Ведь с точки зрения теории:
"Стратегическая мысль впадает в заблуждение: мол, суть войны состоит в том, что представители одной группы убивают представителей другой. В действительности война не начинается тогда, когда одни убивают других; она начинается тогда, когда те, кто убивают, рискуют сами быть убитыми.Те, кто осуществляют первое, но не второе (а такие всегда найдутся), называются не воинами, а головорезами, убийцами, палачами или награждаются еще более нелестными эпитетами".
Т.е. было до Илловайска - «В Запорожье замесили, в Одессе испекли», а стало:
"Война — это не просто ситуация, когда один человек или группа людей убивает других, даже если убийство организованно осуществляется для достижения некоей цели и считается законным. Война начинается тогда, когда нанесение смертельных ран становится взаимным — деятельность эта известна как сражение. На любой войне готовность терпеть страдания и умереть, наравне с готовностью убивать, является единственным существенным фактором. Исключите его — и даже самая многочисленная, самая организованная, самая обученная и лучше всех в мире вооруженная армия превратится в хрупкий механизм".

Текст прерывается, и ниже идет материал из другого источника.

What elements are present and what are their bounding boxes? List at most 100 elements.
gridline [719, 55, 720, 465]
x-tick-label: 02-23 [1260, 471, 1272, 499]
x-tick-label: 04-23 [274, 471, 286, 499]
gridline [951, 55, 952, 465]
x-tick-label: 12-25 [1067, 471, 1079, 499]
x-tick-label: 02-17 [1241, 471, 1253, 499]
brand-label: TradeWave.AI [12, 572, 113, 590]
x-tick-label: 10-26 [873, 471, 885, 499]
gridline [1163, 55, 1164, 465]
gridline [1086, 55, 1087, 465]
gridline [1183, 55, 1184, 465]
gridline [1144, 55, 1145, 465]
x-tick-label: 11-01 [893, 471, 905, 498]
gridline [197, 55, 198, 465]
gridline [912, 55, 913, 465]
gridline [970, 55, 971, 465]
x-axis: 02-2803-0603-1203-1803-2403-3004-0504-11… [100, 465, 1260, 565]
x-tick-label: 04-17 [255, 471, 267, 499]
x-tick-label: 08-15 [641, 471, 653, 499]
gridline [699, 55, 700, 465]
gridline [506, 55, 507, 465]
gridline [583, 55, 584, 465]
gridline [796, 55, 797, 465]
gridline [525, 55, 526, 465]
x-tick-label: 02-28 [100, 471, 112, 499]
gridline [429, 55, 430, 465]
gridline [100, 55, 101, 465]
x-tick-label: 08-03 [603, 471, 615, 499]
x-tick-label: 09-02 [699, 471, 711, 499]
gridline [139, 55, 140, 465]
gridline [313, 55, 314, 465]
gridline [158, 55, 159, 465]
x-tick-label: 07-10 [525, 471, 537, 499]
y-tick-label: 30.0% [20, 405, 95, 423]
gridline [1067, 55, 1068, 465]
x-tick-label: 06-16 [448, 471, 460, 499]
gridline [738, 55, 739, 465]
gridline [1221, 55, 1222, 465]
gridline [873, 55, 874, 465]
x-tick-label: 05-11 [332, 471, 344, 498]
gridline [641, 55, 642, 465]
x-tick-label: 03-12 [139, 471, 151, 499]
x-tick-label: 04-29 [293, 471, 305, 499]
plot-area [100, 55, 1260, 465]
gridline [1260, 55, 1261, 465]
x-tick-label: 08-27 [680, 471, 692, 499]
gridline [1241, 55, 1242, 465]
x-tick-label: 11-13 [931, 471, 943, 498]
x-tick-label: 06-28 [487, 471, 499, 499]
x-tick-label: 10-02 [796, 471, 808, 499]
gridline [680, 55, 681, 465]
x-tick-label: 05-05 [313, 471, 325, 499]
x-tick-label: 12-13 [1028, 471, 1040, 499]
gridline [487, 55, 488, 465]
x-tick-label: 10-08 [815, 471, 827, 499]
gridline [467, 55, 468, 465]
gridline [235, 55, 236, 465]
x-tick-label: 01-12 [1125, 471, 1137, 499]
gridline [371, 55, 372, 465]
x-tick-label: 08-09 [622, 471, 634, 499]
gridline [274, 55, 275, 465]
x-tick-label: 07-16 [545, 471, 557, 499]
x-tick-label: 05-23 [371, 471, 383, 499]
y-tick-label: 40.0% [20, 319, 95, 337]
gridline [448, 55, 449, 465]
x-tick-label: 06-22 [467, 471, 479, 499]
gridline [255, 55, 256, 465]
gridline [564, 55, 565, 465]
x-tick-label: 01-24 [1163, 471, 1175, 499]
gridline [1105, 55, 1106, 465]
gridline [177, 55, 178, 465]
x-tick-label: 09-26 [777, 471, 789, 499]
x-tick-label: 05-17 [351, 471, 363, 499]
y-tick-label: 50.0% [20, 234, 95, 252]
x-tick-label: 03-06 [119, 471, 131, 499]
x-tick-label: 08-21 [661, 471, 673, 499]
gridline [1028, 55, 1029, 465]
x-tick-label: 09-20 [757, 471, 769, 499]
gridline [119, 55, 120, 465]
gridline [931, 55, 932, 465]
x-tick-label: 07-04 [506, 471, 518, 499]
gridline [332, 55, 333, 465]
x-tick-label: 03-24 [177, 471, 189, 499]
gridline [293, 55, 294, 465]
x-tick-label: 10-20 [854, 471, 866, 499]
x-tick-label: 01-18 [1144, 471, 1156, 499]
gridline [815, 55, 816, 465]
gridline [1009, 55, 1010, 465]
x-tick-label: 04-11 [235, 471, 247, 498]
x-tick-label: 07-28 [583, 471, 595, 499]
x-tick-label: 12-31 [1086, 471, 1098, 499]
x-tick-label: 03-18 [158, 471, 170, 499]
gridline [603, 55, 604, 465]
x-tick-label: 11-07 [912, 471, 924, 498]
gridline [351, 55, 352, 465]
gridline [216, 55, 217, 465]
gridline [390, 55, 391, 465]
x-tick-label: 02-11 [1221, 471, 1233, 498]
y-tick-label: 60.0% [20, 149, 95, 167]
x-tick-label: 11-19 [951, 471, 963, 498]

Винницкие менеджеры и западенские сверхчеловеки грозятся ВОЙНОЙ, но на самом способны организовать только УБИЙСТВА, для войны (не убийств!) нужно даже не государство (которого, кстати, нет) а массовая готовность пасть на полях сражения. После Илловайска, однодневной настоящей войны, они вернулись к убийствам (обстрелам) и чем дальше, тем меньше вероятность, что кто-то с территории Руины пойдет за нее ВОЕВАТЬ.
(Цитаты из труда Мартина ван Кревельд "Трансформация войны")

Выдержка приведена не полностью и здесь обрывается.